This philosophy begins with the premise that there is only one real thing, and it is infinite, and non-dual; The Absolute. But the phenomenal reality of which we are normally aware is just the opposite: finite, and dualistic. And since the Absolute is the only reality, that means that everything that is not-Absolute cannot be real. Thus, according to this viewpoint, the phenomenal dualistic world is ultimately an illusion (maya to use the technical Indian term), irrespective of the apparent reality it possesses at the mundane or empirical level.

Acosmic monistic spiritual practice emphasizes attaining the Absolute through a kind of intellectual or conceptual realization. This may involve holding the thought that "I am that" (the Absolute), as in the philosophy of the Advaita Vedanta school and its recent advocates; or alternatively through a standing back and simply watching the thoughts and sensations arise and pass away; realizing all the time that they are not a part of one's true Self.
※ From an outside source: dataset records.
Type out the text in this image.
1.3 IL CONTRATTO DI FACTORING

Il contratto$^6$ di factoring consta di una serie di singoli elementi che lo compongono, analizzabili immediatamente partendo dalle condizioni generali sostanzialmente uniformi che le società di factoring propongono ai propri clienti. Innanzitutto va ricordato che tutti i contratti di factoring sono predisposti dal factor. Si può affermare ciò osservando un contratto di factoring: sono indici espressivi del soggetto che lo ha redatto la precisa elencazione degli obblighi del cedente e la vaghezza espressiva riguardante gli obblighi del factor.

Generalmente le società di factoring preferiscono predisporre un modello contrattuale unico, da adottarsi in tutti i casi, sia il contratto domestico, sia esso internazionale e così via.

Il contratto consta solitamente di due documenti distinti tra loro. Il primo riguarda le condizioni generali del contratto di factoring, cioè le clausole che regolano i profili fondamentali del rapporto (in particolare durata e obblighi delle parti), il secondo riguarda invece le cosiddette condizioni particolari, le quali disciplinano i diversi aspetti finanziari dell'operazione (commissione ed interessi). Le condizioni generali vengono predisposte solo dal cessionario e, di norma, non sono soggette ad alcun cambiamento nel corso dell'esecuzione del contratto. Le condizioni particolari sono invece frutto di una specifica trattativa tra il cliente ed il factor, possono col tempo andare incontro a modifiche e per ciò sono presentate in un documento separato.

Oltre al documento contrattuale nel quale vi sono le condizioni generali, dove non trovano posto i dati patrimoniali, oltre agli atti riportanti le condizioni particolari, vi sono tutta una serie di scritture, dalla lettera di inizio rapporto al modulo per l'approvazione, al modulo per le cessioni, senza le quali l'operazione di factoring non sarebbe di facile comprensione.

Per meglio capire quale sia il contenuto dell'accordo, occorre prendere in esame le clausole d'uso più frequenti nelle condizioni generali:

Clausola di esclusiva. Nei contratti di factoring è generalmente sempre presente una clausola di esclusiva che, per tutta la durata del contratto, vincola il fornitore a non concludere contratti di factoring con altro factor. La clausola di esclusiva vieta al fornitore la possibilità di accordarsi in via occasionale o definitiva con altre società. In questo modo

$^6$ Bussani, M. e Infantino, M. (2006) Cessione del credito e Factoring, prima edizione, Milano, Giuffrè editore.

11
Both these approaches are termed the path of jnana ("knowledge").

Indian philosophies were and are concerned not so much with the manifest reality we see about us, but with the unmanifest Transcendent Absolute. What matters is simply the practical attainment of a state of this universal, transcendent, transpersonal existence. In that state, according to Adi Shankara, there is no difference between Self and God; there is only the Absolute (Brahman).